La consultation ayant mené à l’établissement de ce code s’est déroulée de façon accélérée.

« Dans le futur, idéalement, nous aurons un seul code qui regrouperait tout, concède Mme Valladao. Mais nous voulions offrir quelque chose aux consommateurs rapidement, avant les élections. »

« Toutes les associations de consommateurs, à l’exception, merci, de l’Union des consommateurs, ont été incapables d’y participer, rage M. Lawford. Le CRTC n’a reçu qu’environ 400 avis du public, alors qu’il en reçoit généralement des milliers, et a même dû organiser une deuxième vague par Facebook parce qu’il n’en avait pas reçu assez. Facebook ne se prête généralement pas très bien à un processus de ce genre. »

Un consommateur jugeant que son fournisseur agit en contravention du nouveau code doit d’abord tenter de régler la situation avec lui, puis s’adresser au CPRST, explique-t-on.

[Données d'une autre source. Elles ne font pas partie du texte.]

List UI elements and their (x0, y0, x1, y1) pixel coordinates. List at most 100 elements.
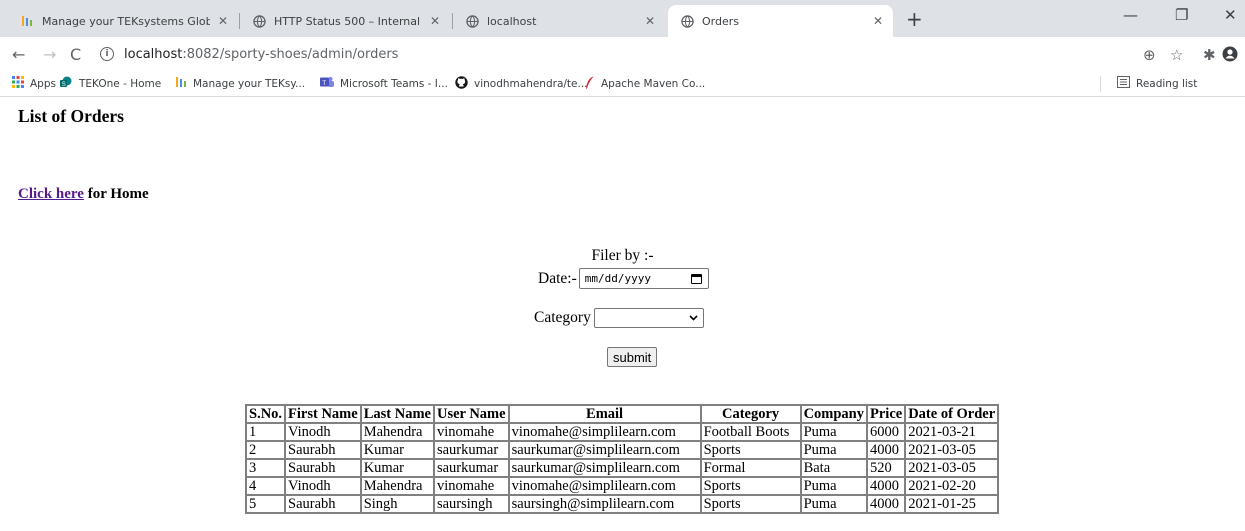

Ce dernier peut imposer au fournisseur un remboursement, la correction d’une erreur de facturation ou le versement d’un dédommagement pouvant atteindre 5000 $.

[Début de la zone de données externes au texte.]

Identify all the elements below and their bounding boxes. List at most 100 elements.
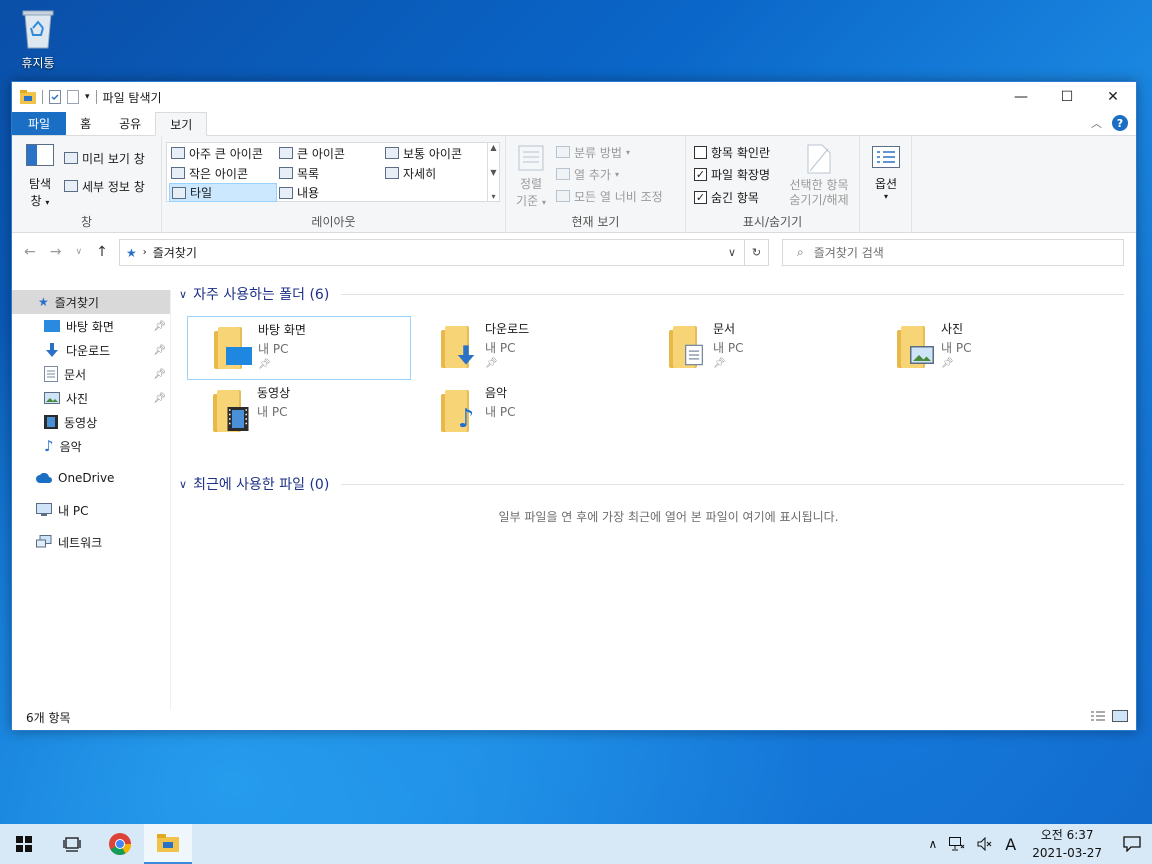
file-extensions-checkbox[interactable]: ✓ [694, 167, 707, 181]
layout-small-icons[interactable]: 작은 아이콘 [169, 163, 277, 183]
scroll-up-icon[interactable]: ▲ [490, 143, 496, 152]
fit-columns-button[interactable]: 모든 열 너비 조정 [556, 186, 663, 206]
layout-item-label: 아주 큰 아이콘 [189, 146, 263, 161]
customize-toolbar-chevron-icon[interactable]: ▾ [85, 92, 90, 102]
notification-center-button[interactable] [1112, 824, 1152, 864]
properties-icon[interactable] [49, 90, 61, 104]
sidebar-item-this-pc[interactable]: 내 PC [12, 498, 170, 522]
item-checkboxes-toggle[interactable]: 항목 확인란 [694, 142, 770, 162]
pin-icon[interactable]: 📌︎ [153, 369, 166, 380]
up-arrow-icon[interactable]: ↑ [96, 244, 108, 260]
ribbon-group-label: 현재 보기 [571, 215, 620, 229]
folder-tile-desktop[interactable]: 바탕 화면 내 PC 📌︎ [187, 316, 411, 380]
show-hidden-icons-chevron-icon[interactable]: ∧ [923, 824, 944, 864]
pin-icon[interactable]: 📌︎ [713, 358, 743, 369]
navigation-pane-button[interactable]: 탐색 창 ▾ [22, 144, 58, 209]
task-view-button[interactable] [48, 824, 96, 864]
forward-arrow-icon[interactable]: → [50, 244, 62, 260]
pin-icon[interactable]: 📌︎ [941, 358, 971, 369]
large-icons-view-icon[interactable] [1112, 710, 1128, 722]
search-input[interactable]: ⌕ 즐겨찾기 검색 [782, 239, 1124, 266]
fit-columns-icon [556, 190, 570, 202]
details-pane-button[interactable]: 세부 정보 창 [64, 176, 145, 196]
sidebar-item-label: 바탕 화면 [66, 319, 114, 334]
breadcrumb-path[interactable]: 즐겨찾기 [153, 244, 197, 261]
pin-icon[interactable]: 📌︎ [153, 321, 166, 332]
refresh-icon[interactable]: ↻ [744, 240, 768, 265]
sidebar-item-videos[interactable]: 동영상 [12, 410, 170, 434]
collapse-ribbon-chevron-icon[interactable]: ︿ [1091, 115, 1102, 131]
start-button[interactable] [0, 824, 48, 864]
folder-name: 다운로드 [485, 322, 530, 336]
folder-tile-videos[interactable]: 동영상 내 PC [187, 380, 415, 444]
add-columns-button[interactable]: 열 추가 ▾ [556, 164, 619, 184]
sort-by-button[interactable]: 정렬 기준 ▾ [514, 144, 548, 209]
address-history-chevron-icon[interactable]: ∨ [720, 240, 744, 265]
title-bar[interactable]: ▾ 파일 탐색기 — ☐ ✕ [12, 82, 1136, 112]
star-icon: ★ [38, 295, 49, 309]
collapse-chevron-icon[interactable]: ∨ [179, 478, 187, 491]
expand-gallery-icon[interactable]: ▾ [491, 192, 495, 201]
sidebar-item-pictures[interactable]: 사진 📌︎ [12, 386, 170, 410]
folder-tile-pictures[interactable]: 사진 내 PC 📌︎ [871, 316, 1099, 380]
frequent-folders-header[interactable]: ∨ 자주 사용하는 폴더 (6) [177, 282, 1132, 306]
pin-icon[interactable]: 📌︎ [153, 345, 166, 356]
input-method-indicator[interactable]: A [999, 824, 1022, 864]
pin-icon[interactable]: 📌︎ [153, 393, 166, 404]
group-by-button[interactable]: 분류 방법 ▾ [556, 142, 630, 162]
new-folder-icon[interactable] [67, 90, 79, 104]
address-input[interactable]: ★ › 즐겨찾기 ∨ ↻ [119, 239, 769, 266]
breadcrumb-separator-icon[interactable]: › [143, 247, 147, 258]
tab-file[interactable]: 파일 [12, 112, 67, 135]
sidebar-item-documents[interactable]: 문서 📌︎ [12, 362, 170, 386]
sidebar-item-downloads[interactable]: 다운로드 📌︎ [12, 338, 170, 362]
folder-tile-documents[interactable]: 문서 내 PC 📌︎ [643, 316, 871, 380]
options-button[interactable]: 옵션 ▾ [868, 146, 904, 201]
layout-gallery-scroller[interactable]: ▲ ▼ ▾ [487, 143, 499, 201]
layout-large-icons[interactable]: 큰 아이콘 [277, 143, 383, 163]
recent-files-header[interactable]: ∨ 최근에 사용한 파일 (0) [177, 472, 1132, 496]
pin-icon[interactable]: 📌︎ [485, 358, 529, 369]
scroll-down-icon[interactable]: ▼ [490, 168, 496, 177]
minimize-button[interactable]: — [998, 82, 1044, 112]
recent-locations-chevron-icon[interactable]: ∨ [75, 247, 82, 257]
folder-tile-music[interactable]: ♪ 음악 내 PC [415, 380, 643, 444]
layout-tiles[interactable]: 타일 [169, 183, 277, 202]
help-icon[interactable]: ? [1112, 115, 1128, 131]
back-arrow-icon[interactable]: ← [24, 244, 36, 260]
sort-by-label-1: 정렬 [519, 177, 543, 191]
sidebar-item-desktop[interactable]: 바탕 화면 📌︎ [12, 314, 170, 338]
layout-medium-icons[interactable]: 보통 아이콘 [383, 143, 489, 163]
collapse-chevron-icon[interactable]: ∨ [179, 288, 187, 301]
volume-muted-icon[interactable] [971, 824, 999, 864]
folder-tile-downloads[interactable]: 다운로드 내 PC 📌︎ [415, 316, 643, 380]
tab-home[interactable]: 홈 [66, 112, 105, 135]
details-view-icon[interactable] [1090, 710, 1106, 722]
file-extensions-toggle[interactable]: ✓ 파일 확장명 [694, 164, 770, 184]
clock[interactable]: 오전 6:37 2021-03-27 [1022, 824, 1112, 864]
maximize-button[interactable]: ☐ [1044, 82, 1090, 112]
chrome-taskbar-button[interactable] [96, 824, 144, 864]
preview-pane-icon [64, 152, 78, 164]
layout-content[interactable]: 내용 [277, 183, 383, 202]
item-checkboxes-checkbox[interactable] [694, 145, 707, 159]
tab-share[interactable]: 공유 [105, 112, 155, 135]
tab-view[interactable]: 보기 [155, 112, 208, 136]
layout-extra-large-icons[interactable]: 아주 큰 아이콘 [169, 143, 277, 163]
hide-selected-items-button[interactable]: 선택한 항목 숨기기/해제 [784, 144, 854, 208]
layout-list[interactable]: 목록 [277, 163, 383, 183]
hidden-items-checkbox[interactable]: ✓ [694, 190, 707, 204]
file-explorer-icon [157, 834, 179, 852]
pin-icon[interactable]: 📌︎ [258, 359, 306, 370]
sidebar-item-quick-access[interactable]: ★ 즐겨찾기 [12, 290, 170, 314]
sidebar-item-onedrive[interactable]: OneDrive [12, 466, 170, 490]
sidebar-item-music[interactable]: ♪ 음악 [12, 434, 170, 458]
file-explorer-taskbar-button[interactable] [144, 824, 192, 864]
layout-details[interactable]: 자세히 [383, 163, 489, 183]
network-status-icon[interactable] [943, 824, 971, 864]
preview-pane-button[interactable]: 미리 보기 창 [64, 148, 145, 168]
recycle-bin-shortcut[interactable]: 휴지통 [8, 6, 68, 71]
close-button[interactable]: ✕ [1090, 82, 1136, 112]
sidebar-item-network[interactable]: 네트워크 [12, 530, 170, 554]
hidden-items-toggle[interactable]: ✓ 숨긴 항목 [694, 187, 759, 207]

Bell et Vidéotron n’ont pas réagi à la publication du nouveau code, hier, préférant prendre le temps de bien l’analyser.

Cinq pertes pour le consommateur selon le PIAC

Changement de prix

Le Code sur les services internet permet des contrats durant lesquels les prix changent, en raison de périodes promotionnelles, par exemple, ce que ne fait pas le Code sur les services sans fil. « La seule chose, c’est que le consommateur doit recevoir au début un avis qui explique clairement le prix durant toute la durée du contrat », selon John Lawford, du Centre pour la défense de l’intérêt public. Il va y avoir des milliers de plaintes à la Commission des plaintes relatives aux services de télécom, comme avant, mais cette fois, les gens vont tous perdre, avance-t-il.

Pas de limite

Alors que le Code sur les services sans fil impose un plafond aux frais d’utilisation excédentaire mensuels, ce n’est pas le cas pour internet. Le nouveau code impose seulement la transmission d’avis quand le consommateur atteint 75 %, 90 % et 100 % de sa limite mensuelle.

Les petits

Les petits fournisseurs internet auraient tort de se réjouir d’échapper au Code, selon M. Lawford. « Les gros vont dire aux gens : “Les petits n’ont pas à suivre le Code, restez avec nous.” »

Vitesse

« Il n’y a rien sur les vitesses annoncées, dénonce M. Lawford. C’est le motif de plainte le plus fréquent, après les prix. »

Il aurait aimé que le Conseil de la radiodiffusion et des télécommunications canadiennes empêche les fournisseurs d’annoncer la vitesse théorique maximale de la connexion, plutôt qu’une vitesse plus réaliste, par exemple la moyenne.

Frais d’annulation

Le nouveau Code comporte des dispositions pour limiter les frais imposés par les fournisseurs en cas de rupture de contrat, mais ils comportent au moins une brèche évidente, selon M. Lawford. Ces frais sont limités dans la plupart des cas au remboursement de l’équipement prêté. Or, il est facile pour un fournisseur de gonfler cette valeur, juge-t-il, d’autant que le consommateur ne peut généralement pas acheter directement ces équipements.